Journalist Roisin Ingle is a brilliant wordsmith and she didn’t lick it off the ground. Her 81 year old mother ,Ann, has given us a collection of autobiographical essays which encompass four score years. Openhearted is described as “Eighty years of love, loss, laughter and letting go” which just about sums it up. Honesty, forgiveness, humility and wit jump out from each of its 298 pages. From meeting the man who would become her husband on a roadside in Newquay, Cornwall to intimate details of everything from an illegal abortion at age twenty-one to mastering an electric typewriter was committed to paper in wonderful prose. Born in England Ann takes us through four score years with wit and wisdom. She wrote Openhearted despite failing eyesight. She says, “I was diagnosed with macular degeneration. Judi Dench has it. I felt better when I heard that.”


A Protestant she married Irish Catholic Peter Ingle in England. Her meticulous research has thrown up some lesser known gems. Take the following, “There were probably many women like me who did not realize that after marriage they were the property of their husband and he could use them in any way he wanted, no matter what their religion. The principle was established by St Augustine and brought into law by Sir Matthew Hale in 1736 when he wrote: “But the husband cannot be guilty of rape committed by himself upon his lawful wife, for by their mutual matrimonial consent and contract, the wife hath given herself up in this kind unto her husband which she cannot retract’. It wasn’t until 1191 that this law was changed in the UK and in Ireland at around the same time.”


It must be pointed out that this passage is no reflection on Ann’s own marriage because through good times and bad it was a marriage of love.


We all express puzzlement at how outsiders sometimes have difficulty with our accents. But this wonderful English Protestant woman who joined is sixty years ago has the honesty to admit that she couldn’t make head or tail of what we were saying.


When Peter Ingle, whom she loved dearly, died in the most tragic manner imaginable, after years of mental health issues, Ann’s life went in several different directions; all of them positive. From the battle to be accepted as a student at Trinity College (which she won) to signing up for a Vipassana course at seventy years of age. She tells us that Vipassana means, “To see things as they really are.” She goes on to say that the experience, “. . . led me to believe that I already know what it’s like to be dead.”


In a chapter titled Smelling of Scones imparts some revelations. Such as telling how, in 2003, a journalist daughter (I wonder who could that be!) brought her to Lisdoonvarna Matchmaking Festival, “as a Guinea-pig.” I won’t tell you any more about that chapter; you’ll have to read it for yourself. You won’t be disappointed.


"Openhearted" is published by Sandycove. You will find it difficult to put down.

* * * * *

Original script of Sive discovered and John B. is joined by Brendan.


The attached picture by Tom Fitzgerald illustrates a great story in the Irish Examiner, October 4, 2021.

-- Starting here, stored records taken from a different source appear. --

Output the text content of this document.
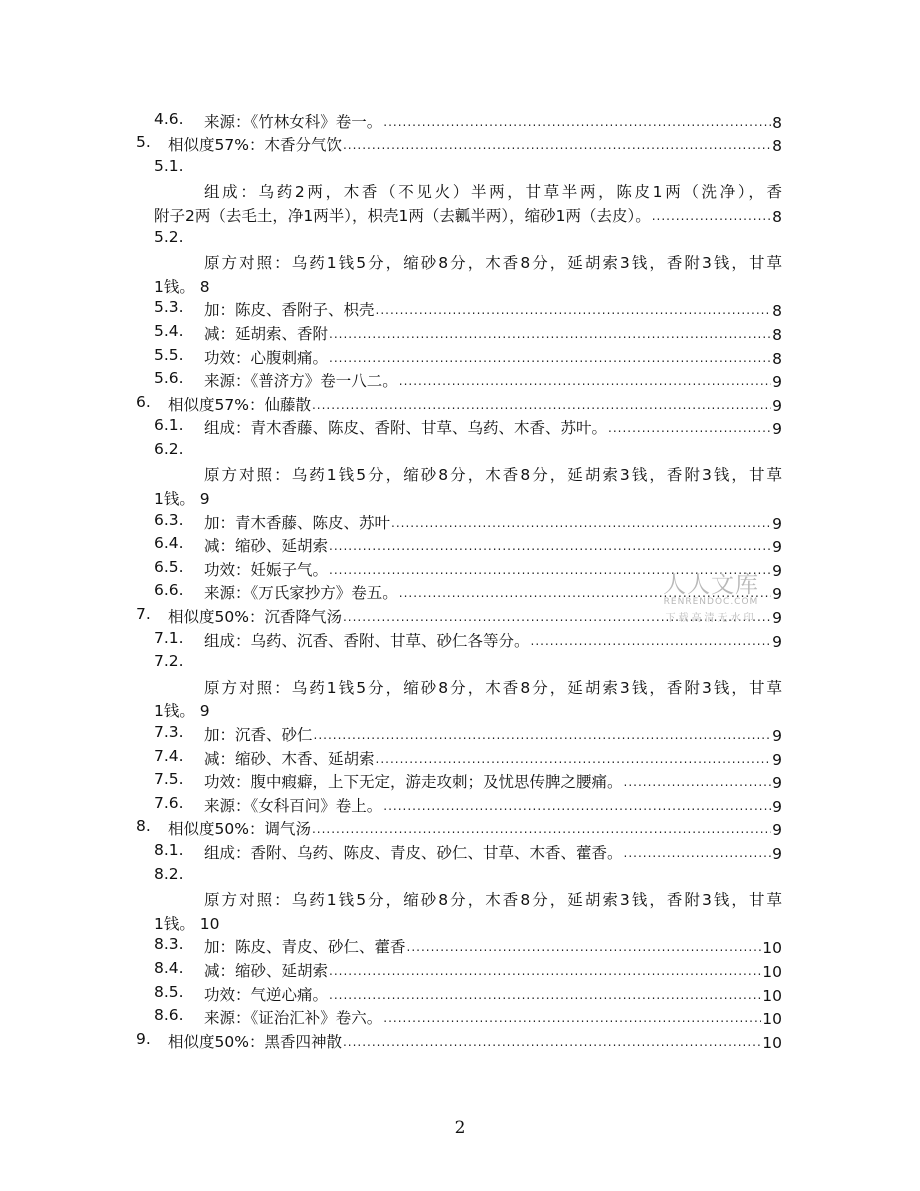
4.6. 来源：《竹林女科》卷一。 .....	8
5. 相似度57%：木香分气饮 .....	8
5.1.
组成：乌药2两，木香（不见火）半两，甘草半两，陈皮1两（洗净），香
附子2两（去毛土，净1两半），枳壳1两（去瓤半两），缩砂1两（去皮）。 .....	8
5.2.
原方对照：乌药1钱5分，缩砂8分，木香8分，延胡索3钱，香附3钱，甘草
1钱。 8
5.3. 加：陈皮、香附子、枳壳 .....	8
5.4. 减：延胡索、香附 .....	8
5.5. 功效：心腹刺痛。 .....	8
5.6. 来源：《普济方》卷一八二。 .....	9
6. 相似度57%：仙藤散 .....	9
6.1. 组成：青木香藤、陈皮、香附、甘草、乌药、木香、苏叶。 .....	9
6.2.
原方对照：乌药1钱5分，缩砂8分，木香8分，延胡索3钱，香附3钱，甘草
1钱。 9
6.3. 加：青木香藤、陈皮、苏叶 .....	9
6.4. 减：缩砂、延胡索 .....	9
6.5. 功效：妊娠子气。 .....	9
6.6. 来源：《万氏家抄方》卷五。 .....	9
7. 相似度50%：沉香降气汤 .....	9
7.1. 组成：乌药、沉香、香附、甘草、砂仁各等分。 .....	9
7.2.
原方对照：乌药1钱5分，缩砂8分，木香8分，延胡索3钱，香附3钱，甘草
1钱。 9
7.3. 加：沉香、砂仁 .....	9
7.4. 减：缩砂、木香、延胡索 .....	9
7.5. 功效：腹中瘕癖，上下无定，游走攻刺；及忧思传脾之腰痛。 .....	9
7.6. 来源：《女科百问》卷上。 .....	9
8. 相似度50%：调气汤 .....	9
8.1. 组成：香附、乌药、陈皮、青皮、砂仁、甘草、木香、藿香。 .....	9
8.2.
原方对照：乌药1钱5分，缩砂8分，木香8分，延胡索3钱，香附3钱，甘草
1钱。 10
8.3. 加：陈皮、青皮、砂仁、藿香 .....	10
8.4. 减：缩砂、延胡索 .....	10
8.5. 功效：气逆心痛。 .....	10
8.6. 来源：《证治汇补》卷六。 .....	10
9. 相似度50%：黑香四神散 .....	10
人人文库
RENRENDOC.COM
下载高清无水印
2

The man in the front in blue was clearing out an old house in Cork when he came upon the original script of John B’s Sive signed by the author. Karl Harding is a keen John B. Keane aficionado. He and his wife Mar determined that Kerry Writers Museum was the proper place for this treasure. They are pictured above with Cara Trant and members of the Keane family at the hand over.

* * * * *


John B. has now been joined by his friend and fellow Kerry man of many parts on the Celestial stage. Professor Brendan Kennelly, poet, storyteller, broadcaster and true gentleman was buried in his native Ballylongford on Wednesday 20th October.


Brendan and fellow poet President Higgins


Brendan was truly a person who could “Walk with kings and beggars an still not lose the common touch.” One day when talking to him I expressed surprise at a particular partnership that I considered mismatched. His reply? " My mother always said that if you were in love with a heap of dung you wouldn't see a rotten straw in it."


Brendan and John B.


He will be sadly missed by those who knew him and those who didn’t. The angelic smile of the Kerryman, who could even forgive Oliver Cromwell, will brighten up Heaven even further. I’m attaching a story that he wrote sixty-five years ago when he was aged twenty.


* * * * *


The people of Listowel don’t need any reminders of the greatness of the Ballylongford man. Nevertheless there is now a mural of one of his quotations on the junction of Church Street and Colbert Street.


Mural of a Brendan Kennelly quotation. Courtest of Mary Cogan.


See you in December.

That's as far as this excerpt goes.